第 5 章 · 模型抽象与推理

这章讲两件事:Agno 怎么用一个基类罩住 30+ 个模型 provider(让上层循环不关心你用的是 OpenAI 还是 Anthropic),以及 它的「推理(reasoning)」如何工作——原生推理模型和默认 CoT 两条路。

5.1 模型抽象:一个基类罩住所有 provider

models/ 下有几十个 provider 目录(openai、anthropic、google、groq、mistral、ollama、bedrock…)。它们都继承同一个 Model 基类(models/base.py)。基类定义了少数几个「provider 必须实现」的抽象方法:

抽象方法	干什么	位置
`invoke`	同步调一次底层 API,返回原始响应	`models/base.py:552`
`ainvoke`	异步版	`:556`
`invoke_stream` / `ainvoke_stream`	流式版	`:560`、`:564`

基类则用这些原语实现了通用部分:response(同步工具循环,:650)、aresponse(:881)、response_stream(:1362)、aresponse_stream(:1641),以及工具执行 run_function_calls(:2311)、结果格式化等。

用图说清「谁实现什么」:

        Model 基类  (models/base.py)
  ┌──────────────────────────────────────────┐
  │ 通用(基类已实现,只写一份):                │
  │   response / aresponse / *_stream  ← 工具循环 │
  │   run_function_calls               ← 执行工具 │
  │   format_function_call_results               │
  ├──────────────────────────────────────────┤
  │ 抽象(每个 provider 子类各实现):            │
  │   invoke / ainvoke                 ← 调底层API │
  │   _process_model_response          ← 解析响应  │
  │   _format_tools                    ← 工具格式化 │
  └──────────────────────────────────────────┘
        △                  △                 △
   OpenAIChat         Claude            Gemini  …(30+)

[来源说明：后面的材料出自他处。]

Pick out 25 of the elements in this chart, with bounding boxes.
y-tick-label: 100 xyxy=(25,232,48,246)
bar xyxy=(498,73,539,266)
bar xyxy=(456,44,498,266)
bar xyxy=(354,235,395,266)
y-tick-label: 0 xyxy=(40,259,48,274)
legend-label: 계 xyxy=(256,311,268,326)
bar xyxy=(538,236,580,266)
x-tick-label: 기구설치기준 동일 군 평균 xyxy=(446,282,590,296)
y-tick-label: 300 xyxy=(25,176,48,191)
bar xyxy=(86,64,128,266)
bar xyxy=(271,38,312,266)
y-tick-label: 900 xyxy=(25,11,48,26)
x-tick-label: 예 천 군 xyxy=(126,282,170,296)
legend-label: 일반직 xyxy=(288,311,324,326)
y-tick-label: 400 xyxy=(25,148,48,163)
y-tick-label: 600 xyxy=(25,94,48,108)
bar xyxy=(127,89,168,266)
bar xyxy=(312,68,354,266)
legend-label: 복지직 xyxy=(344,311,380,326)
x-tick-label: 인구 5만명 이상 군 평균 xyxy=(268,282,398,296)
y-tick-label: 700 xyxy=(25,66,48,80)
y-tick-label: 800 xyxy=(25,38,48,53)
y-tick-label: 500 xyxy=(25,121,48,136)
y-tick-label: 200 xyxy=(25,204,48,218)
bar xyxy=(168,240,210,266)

为什么这么分: 各家 API 的请求/响应 JSON、工具描述格式都不同,这些差异被压进子类的 invoke / _process_model_response / _format_tools;而「反复调工具直到收工」的控制流(第 1 章那个 while True)只写一遍在基类里。新增一个 provider,基本只要实现「怎么调它的 API、怎么解析它的响应」。

5.2 Fallback:主模型挂了换备用

Agent 可配 fallback_models(agent/agent.py:74)和 fallback_config(:76)。第 1 章里 _run 调的不是裸 model.response,而是 call_model_with_fallback(agent.model, agent.fallback_config, ...)(_run.py:531)——主模型抛错时按配置切到备用模型(逻辑在 models/fallback.py)。fallback_config 还支持「按错误类型路由」(agent.py:76 注释:advanced error-specific routing)。

5.3 推理:两条路

Agno 的「推理」由 ReasoningManager(reasoning/manager.py)统管。第 1 章提过,_run 在调主模型前会先 handle_reasoning(agent/_response.py:74),它内部调 reason(...)。推理分两条路:

路 A:原生推理模型(native)

有些模型自带「思考」能力(DeepSeek-R1、Claude with thinking、OpenAI o 系列、Gemini thinking 等)。ReasoningManager._detect_model_type(reasoning/manager.py:123)逐个判断模型属于哪种,再走对应的提取函数:

# reasoning/manager.py:209 —— 按模型类型取原生推理(节选)
if model_type == "deepseek":
    reasoning_message = get_deepseek_reasoning(reasoning_agent, messages, ...)
elif model_type == "anthropic":
    reasoning_message = get_anthropic_reasoning(reasoning_agent, messages, ...)
elif model_type == "openai":
    reasoning_message = get_openai_reasoning(reasoning_agent, messages, ...)
# ... groq / ollama / ai_foundry / gemini / vertexai

每种 provider 的「思考内容」放在响应的不同字段(reasoning_content / thinking blocks…),所以每家有自己的提取器(reasoning/anthropic.py、reasoning/deepseek.py 等)。原生路返回的 ReasoningResult 把思考包成一个 ReasoningStep(reasoning/manager.py:267-271)。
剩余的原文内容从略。